Paper No. 280-12
Presentation Time: 11:00 AM
AN EPISODE OF WIDESPREAD OCEAN ANOXIA DURING THE LATEST EDIACARAN PERIOD REVEALED BY LIGHT U ISOTOPE COMPOSITIONS IN CARBONATES
Reconstruction of ocean redox chemistry during the Ediacaran Period is important for understanding the causal relationship between environmental oxygen levels and early metazoan evolution. Geochemical data (e.g., high Mo and U concentrations and/or heavy Mo and U isotope compositions from sedimentary rocks) provide evidence of extensive ocean oxygenation shortly after the Marinoan glaciation at ca. 632 Ma [1], during the late Ediacaran Period at ca. 560-551 Ma [2], and multiple times during the early Cambrian Period [3, 4]. These episodes of oxygenation may have been separated by intervals of less oxygenated conditions [1, 2]. However, the global redox state of the ocean during the terminal Ediacaran period (ca. 551-541 Ma) is poorly constrained. We address this knowledge gap by measuring carbonate U isotope compositions (δ238U) – a novel global ocean redox proxy – of the Gaojiashan Member of the late Ediacaran Dengying Formation (ca. 551-541 Ma) in South China. An abrupt negative shift in δ238U from values scattering around -0.45‰ to values averaging -0.95‰ (±0.20‰, 2s) was observed in the middle Gaojiashan Member, suggesting a globally widespread expansion of ocean anoxia during the terminal Ediacaran Period.
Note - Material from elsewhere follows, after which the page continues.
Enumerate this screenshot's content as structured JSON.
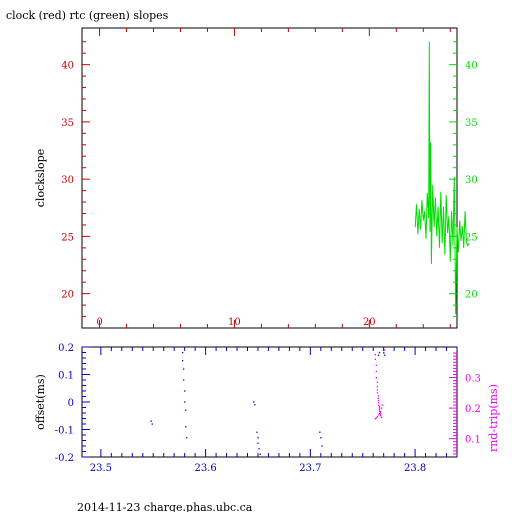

The negative δ238U shift coincides with the onset of a pronounced positive carbon isotope excursion (from 0‰ to +6‰), suggesting that ocean anoxia is the major driving force behind enhanced organic carbon burial that led to the carbon isotope excursion. The widespread anoxia recorded by the Gaojiashan Member is bracketed by known intervals of extensive ocean oxygenation, thus indicating that the Precambrian-Phanerozoic transition was characterized by oscillating ocean redox conditions. The Ediacara biota (ca. 541 Ma) [5] disappeared shortly after the widespread ocean anoxia, suggesting that an expansion of ocean anoxia may have triggerred the onset of a mass extinction in the latest Ediacaran time.